Records sought

November 20, 2003

  • A list of teachers whose certification has been revoked. Having certified teachers in classrooms is a part of the recently enacted federal No Child Left Behind Act. Knowing if teachers who have had their certification revoked are still in classrooms as well as the number of decertified teachers in a given school district is an important ingredient for parents looking to relocate or people looking to move into Maryland.

  • Real estate property appraisal (Three offices visited). Every property owner in Maryland has a stake in how their property is assessed and whether it is being assessed similar to others in their neighborhood. People moving in to an area or selling their home also need to know assessed values. The state maintains a database that is available online. Visitors can also stop by their local property tax assessment office for the information.

  • A list of complaints against real estate appraisers. Property assessments have a high public interest and knowing that an appraiser has a good record is essential to individuals looking for appraisers to assess their property or property they are thinking of purchasing.

  • Travel expense reports. Tracking how government workers are spending tax dollars is an important part of ensuring money is being spent wisely. Throughout the years, stories about government workers using tax dollars for what essentially amount to personal vacations have been well-documented. We entrust our officials with public money, but they must be accountable for how they spend it.

  • Chauffeur services log. As in the case of travel expenses, government use of taxpayer-purchased equipment must be limited to official uses, yet instances where officials use government vehicles on personal trips and abuses of the system have been well-documented. Tracking use of these vehicles ensures they are being used as intended.

  • The latest inspection report of the Bay Bridge. Tens of thousands of vehicles pass over the Bay Bridge every day and it is a matter of extreme public interest whether the bridge is safe. Results of bridge inspections should be readily available to the traveling public.
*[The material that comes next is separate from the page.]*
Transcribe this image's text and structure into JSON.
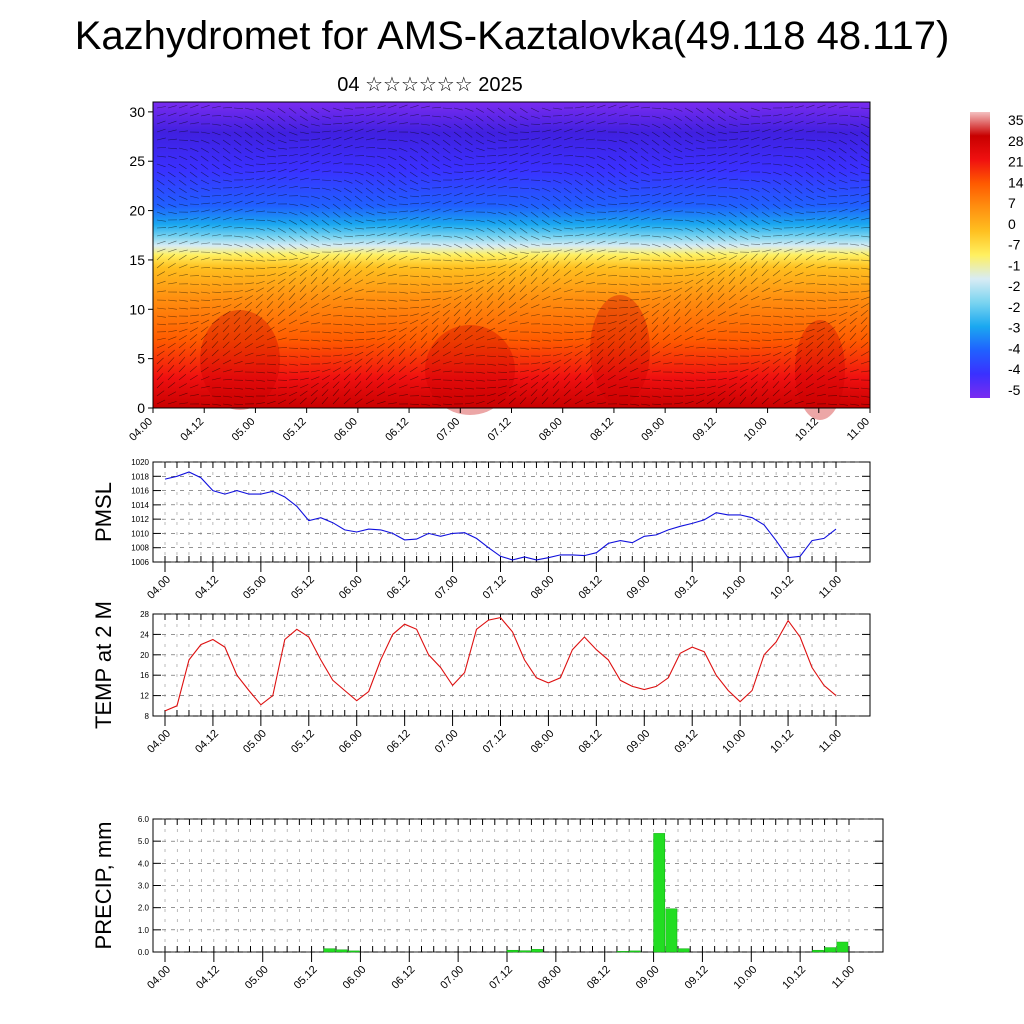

  • A report of the activities of the state's Emergency Response Team from the Maryland Department of the Environment. State responses to emergencies - such as the 2001 tunnel fire in Baltimore - are of extreme public interest, especially in the current era of terrorist threats. In addition, monitoring the expenditure of state funds to ensure they are being used effectively is essential to good government.

  • A list of complaints against lottery vendors. Lottery sales and the money brought in are of high public interest, especially in times of tight budgets. Vendors who operate faulty machines or who are slow to respond to customer complaints should not be allowed to continue to operate and reviewing the data is essential to determining if the public's needs are being met.

  • Vendor report. The state contracts out for many jobs, including construction projects for buildings and other facilities. Those contracts, as well as any change orders that result in additional project costs, are public records because they deal with the expenditure of public money. Instances of contractors submitting low bids and then coming along later with changes increasing the cost of the project have been well-documented over the years, and have thrown many budgets into the red.

  • Vehicle emissions test report. Vehicles in Maryland have to pass emissions testing and it is in the public interest to know how many vehicles are passing and how many are failing. Extremely high pass or failure rates could indicate a problem with administration of the system.

  • Maryland Occupation, Safety and Health on-site inspection reports. (Three regional offices). Making sure that Maryland employees have a safe working environment is essential to the public interest. In addition, residents around facilities have a right to know if the business is operating within guidelines established by law.

  • Maryland Commission of Indian Affairs correspondence. Tribal recognition is a long and involved process and residents need to be aware of where tribes stand in their efforts to gain recognition. With the possible legalization of slot machines at Maryland racetracks, and the fact that recognized tribes operating on tribal land could open a casino, the issue of tribal recognition is of strong public interest.

  • MVA 3-year driving record (Three regional offices). The MVA failed a 2000 audit performed by the Maryland-Delaware-D.C. Press Association, and the administrator at the time promised additional training initiatives to ensure better compliance. For the public, knowing the driving record of bus drivers or others is essential to ensuring safety on our roadways.

  • Death certificate. Under law, death certificates are available only to "people of interest," such as relatives in need of settling an estate. Still, the process of getting this record is one that every Maryland family at one time or another will have to do and it is essential that state employees provide prompt, courteous service to residents making the request.

  • Lobbyist disclosure. Lobbyists in Annapolis have made headlines in recent years for questionable actions, and disclosure statements are required under law to ensure high ethical standards. Because of their importance, it is essential that the public have quick and easy access to these reports.

  • Restaurant inspections (Three regional offices). Almost every family in the state occasionally enjoys a meal out. Ensuring that the facilities operated in Maryland comply with minimum standards is essential to public peace of mind.